Jax’s expression flickered — pain, anger, something else she couldn’t name. “You think we don’t want answers? You think we’re not looking?”
“I think you’re lying to me.”
Silence.
A long, heavy silence.
Then Jax stepped even closer, close enough that she could see the faint scar along his jaw, the one she didn’t remember. Close enough that she could feel the heat of him, the tension radiating off his body like a live wire.
“You don’t get to accuse me,” he said softly. “Not after the way you left.”
Rae swallowed hard. “You don’t get to use that against me forever.”
“Forever?” His voice cracked like a whip. “You were gone eight years, Rae. Eight years without a word.”
She flinched. She hated that she flinched.
Jax saw it. His expression softened — barely, but enough.
“Why did you come back?” he asked.
She stared at him. “You know why.”
“Not for the funeral.” His eyes searched hers. “Not just for that.”
Rae looked away, throat tight. “I came back because someone killed him. And I’m not leaving until I know who.”
Jax exhaled slowly, like he’d been holding his breath since she walked in. “Then you’re going to get hurt.”
“I’ve been hurt before.”
“Not like this.”
She met his gaze again. “Try me.”
For a moment, neither of them moved. The candles flickered. The air thickened. The space between them felt charged, dangerous, familiar.
Then the door slammed open.
Tank’s voice cut through the tension like a blade. “Church meeting. Now.”
Jax stepped back, the moment breaking like glass.
Tank’s eyes landed on Rae. “You too.”
Rae stiffened. “I’m not a member.”
“You’re Callahan blood,” Tank said. “And your father left something behind that concerns the club.”
Jax’s gaze snapped to Tank. “Tank—”
“Save it,” Tank growled. “She’s coming.”
Rae lifted her chin. “Fine.”
Tank turned and stomped down the hall.
Jax stayed where he was, watching her with that same storm‑gray stare.

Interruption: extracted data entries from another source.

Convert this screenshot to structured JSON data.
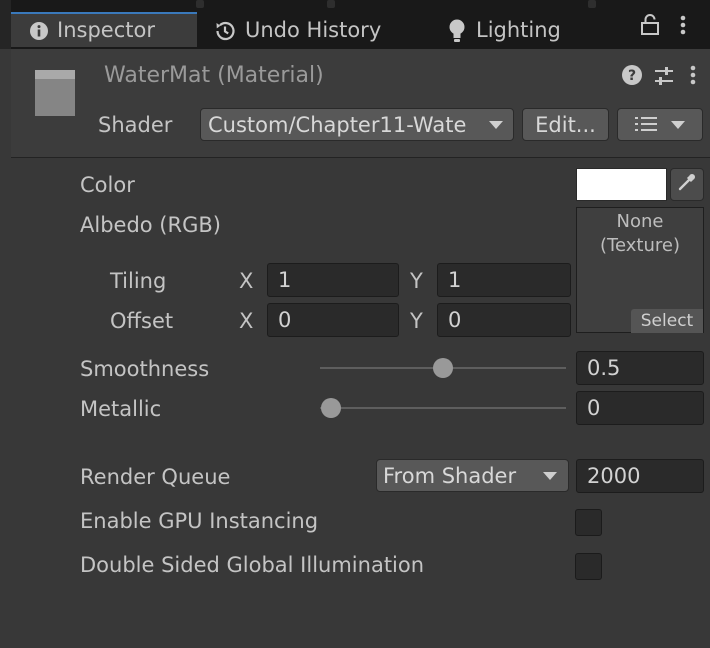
{
  "tabs": [
    {
      "label": "Inspector",
      "icon": "info-icon",
      "active": true
    },
    {
      "label": "Undo History",
      "icon": "history-icon",
      "active": false
    },
    {
      "label": "Lighting",
      "icon": "lightbulb-icon",
      "active": false
    }
  ],
  "window_icons": [
    "lock-icon",
    "kebab-menu-icon"
  ],
  "header": {
    "title": "WaterMat (Material)",
    "shader_label": "Shader",
    "shader_value": "Custom/Chapter11-Wate",
    "edit_button": "Edit...",
    "header_icons": [
      "help-icon",
      "preset-sliders-icon",
      "kebab-menu-icon"
    ]
  },
  "properties": {
    "color_label": "Color",
    "color_value": "#ffffff",
    "albedo_label": "Albedo (RGB)",
    "texture_none": "None\n(Texture)",
    "texture_select": "Select",
    "tiling_label": "Tiling",
    "tiling_x": "1",
    "tiling_y": "1",
    "offset_label": "Offset",
    "offset_x": "0",
    "offset_y": "0",
    "axis_x": "X",
    "axis_y": "Y",
    "smoothness_label": "Smoothness",
    "smoothness_value": "0.5",
    "metallic_label": "Metallic",
    "metallic_value": "0",
    "render_queue_label": "Render Queue",
    "render_queue_mode": "From Shader",
    "render_queue_value": "2000",
    "gpu_instancing_label": "Enable GPU Instancing",
    "gpu_instancing_checked": false,
    "double_sided_gi_label": "Double Sided Global Illumination",
    "double_sided_gi_checked": false
  },
  "colors": {
    "accent": "#3a79bb",
    "panel_bg": "#383838",
    "header_bg": "#3c3c3c",
    "tabbar_bg": "#191919"
  }
}
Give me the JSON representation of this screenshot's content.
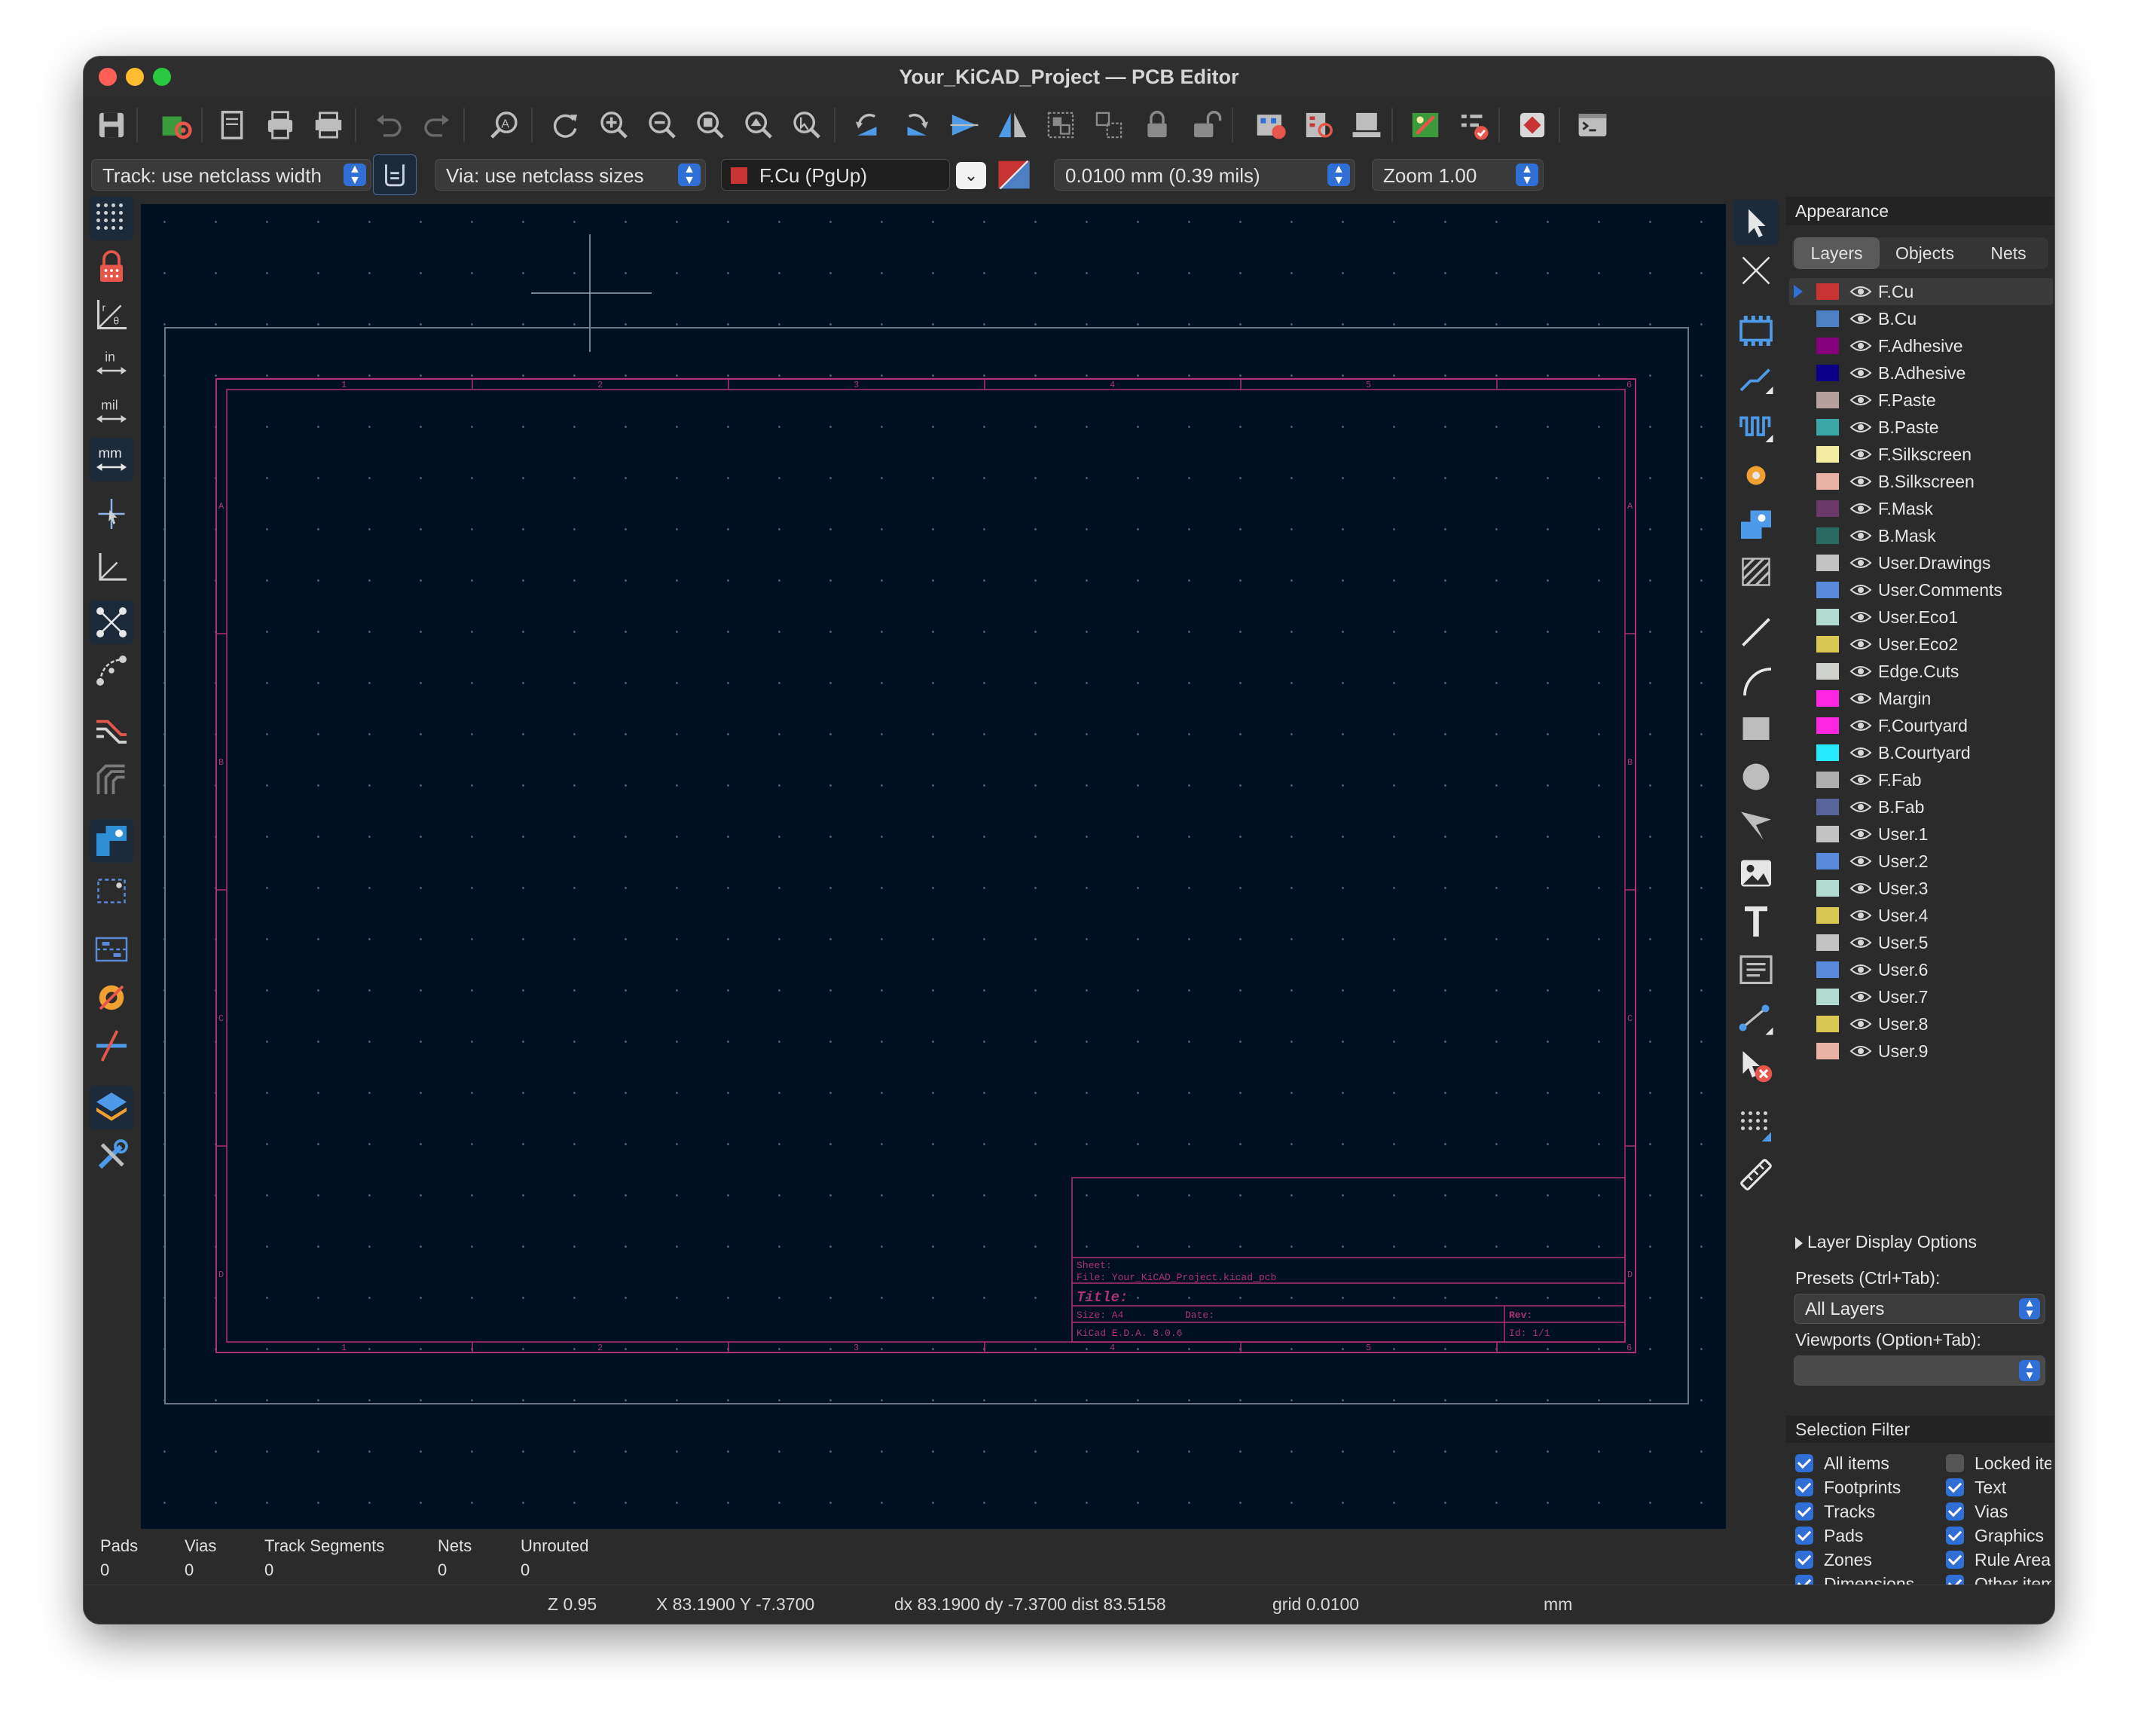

“This isn’t a game,” he said quietly.
“I know.”
“You’re walking into a room full of men who don’t want you here.”
“I know that too.”
“And some of them…” His voice dropped. “Some of them would rather you’d stayed gone.”
Rae stepped past him, close enough that her shoulder brushed his.
“I’m not afraid of them,” she said.
Jax’s voice followed her, low and rough.
“You should be.”
She didn’t look back.
She couldn’t.
If she did, she wasn’t sure she’d be able to walk away.